Şu âyet bu durumu desteklemektedir: "Kim
imanından sonra Allah'a (karşı) küfre sapıp ta, -kalbi imanla tatmin olduğu
halde baskı altında zorlanan hariç-küfre göğsünü açarsa, işte onların üstünde
Allah'tan bir gazap vardır ve büyük azap onlarındır." (Nahl, 106)

Şu örnek de dikkat çekicidir: Yalancı peygamber
Müseylime sahabelerden iki kişiyi esir almıştı. Birine "Muhammed'in Allah'ın
Rasulü olduğuna şahitlik eder misin?" diye sordu. O da ‘evet' dedi. Sonra
kendisinin peygamberliğine şahitlik edip etmediğini sordu. O yine ‘evet' deyince
onu serbest bıraktı. Aynı soruyu ikinciye de sordu. Ancak o ikinci soruya
cevap olarak ‘ben dilsizim' deyince onu öldürttü. Olayı duyan Peygamberimiz,
şehid olanın imanındaki doğrulukla öldüğünü ve mübarek olduğunu, diğerinin ise
Allah'ın ruhsatını kullandığını ve hata etmediğini söyledi. (nak.
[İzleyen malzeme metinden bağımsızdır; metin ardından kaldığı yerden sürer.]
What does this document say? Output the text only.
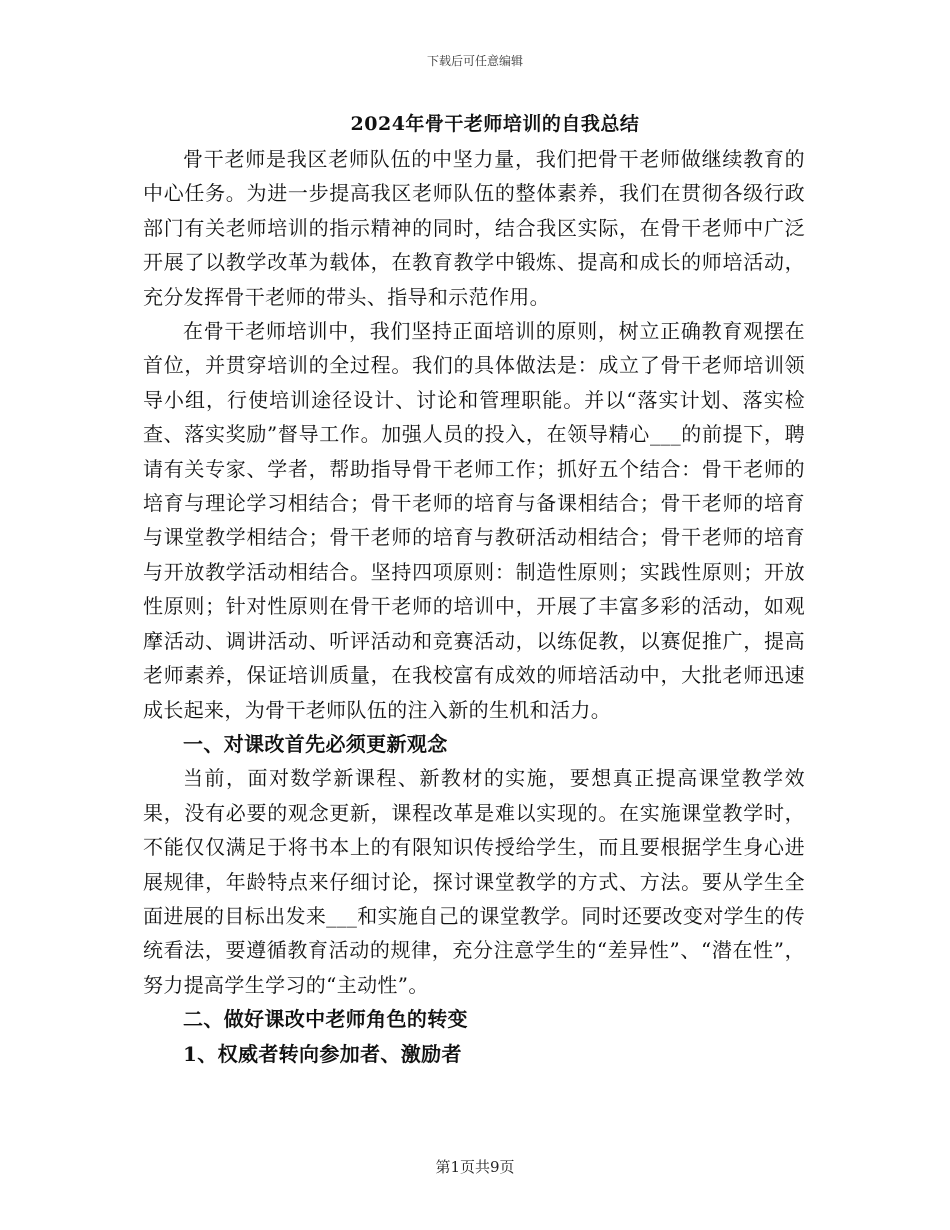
下载后可任意编辑
2024年骨干老师培训的自我总结

骨干老师是我区老师队伍的中坚力量，我们把骨干老师做继续教育的中心任务。为进一步提高我区老师队伍的整体素养，我们在贯彻各级行政部门有关老师培训的指示精神的同时，结合我区实际，在骨干老师中广泛开展了以教学改革为载体，在教育教学中锻炼、提高和成长的师培活动，充分发挥骨干老师的带头、指导和示范作用。

在骨干老师培训中，我们坚持正面培训的原则，树立正确教育观摆在首位，并贯穿培训的全过程。我们的具体做法是：成立了骨干老师培训领导小组，行使培训途径设计、讨论和管理职能。并以“落实计划、落实检查、落实奖励”督导工作。加强人员的投入，在领导精心___的前提下，聘请有关专家、学者，帮助指导骨干老师工作；抓好五个结合：骨干老师的培育与理论学习相结合；骨干老师的培育与备课相结合；骨干老师的培育与课堂教学相结合；骨干老师的培育与教研活动相结合；骨干老师的培育与开放教学活动相结合。坚持四项原则：制造性原则；实践性原则；开放性原则；针对性原则在骨干老师的培训中，开展了丰富多彩的活动，如观摩活动、调讲活动、听评活动和竞赛活动，以练促教，以赛促推广，提高老师素养，保证培训质量，在我校富有成效的师培活动中，大批老师迅速成长起来，为骨干老师队伍的注入新的生机和活力。

一、对课改首先必须更新观念

当前，面对数学新课程、新教材的实施，要想真正提高课堂教学效果，没有必要的观念更新，课程改革是难以实现的。在实施课堂教学时，不能仅仅满足于将书本上的有限知识传授给学生，而且要根据学生身心进展规律，年龄特点来仔细讨论，探讨课堂教学的方式、方法。要从学生全面进展的目标出发来___和实施自己的课堂教学。同时还要改变对学生的传统看法，要遵循教育活动的规律，充分注意学生的“差异性”、“潜在性”，努力提高学生学习的“主动性”。

二、做好课改中老师角色的转变

1、权威者转向参加者、激励者

第1页共9页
Elmalılı,
2/340) ‘Takıyye'ye şu âyette de izin verilmektedir. "Mü'minler, mü'minleri
bırakıp kafirleri dost edinmesin ve bunu her kim yaparsa Allah'tan ilişiği
keşilmiş olur. Ancak onlardan bir korunma (takıyye) yapmanız başka. Bununla
beraber Allah sizi kendisinden sakınmanız hususunda uyarır. Gidiş sonunda
Allah'adır." (Âl- i Imran, 28)

Dikkat edilirse görülecektir ki ‘takıyye' bir
ruhsattır. Dileyen önemli bir tehlike karşısında ona baş vurabilir. Ancak
Kur'an'ın diğer âyetlerine baktığımız zaman kuvvetli olmayı, düşmanlara karşı
hazırlıklı olmayı, cihad etmeyi, Allah yolunda canı ve malı harcamayı teşvik
ettiğini, mü'minlerin önceki müslümanlar gibi deneneceklerini söylediğini
görmekteyiz. Bir âyette ise, kafirlerden korkarak onlara dost olma yasaklanıyor.
Asıl korkulması gereken insanlar değil, Allah'tır. Bütün bunlara rağmen zayıf
kalan, işkenceye uğrayan veya müslümanlar aleyhine bir şey söylenmesi istenen
müslümanlar bu ruhsata baş vurabilirler.

Şüphesiz ki Allah uğruna katlanılan her şey,
harcanan her türlü zaman ve mal, kat kat kaşılık görecektir. Allah (cc) kendi
yolunda, kendi dini için mücadele edenlere hem destek olacaktır, hem de onlara
hesapsız ecir verip makamlarını yüceltecektir. Ancak hatırlatmak gerekir ki,
‘takıyye' ruhsatı hiç bir zaman dünyalık bir çıkar veya makam için, iki yüzlü
davranmak, kıvırmak, ciddiyetsiz ve ilkesiz olmak demek değildir. ‘Takiyye'
müslümanlara karşı kullanılan bir aldatma silahı değil, hasımlardan gelebilecek
bir tehlikeye karşı sakınma ruhsatıdır.

[1]



[1]
Ahmet Kalkan, İslam Akaidi: 433-434.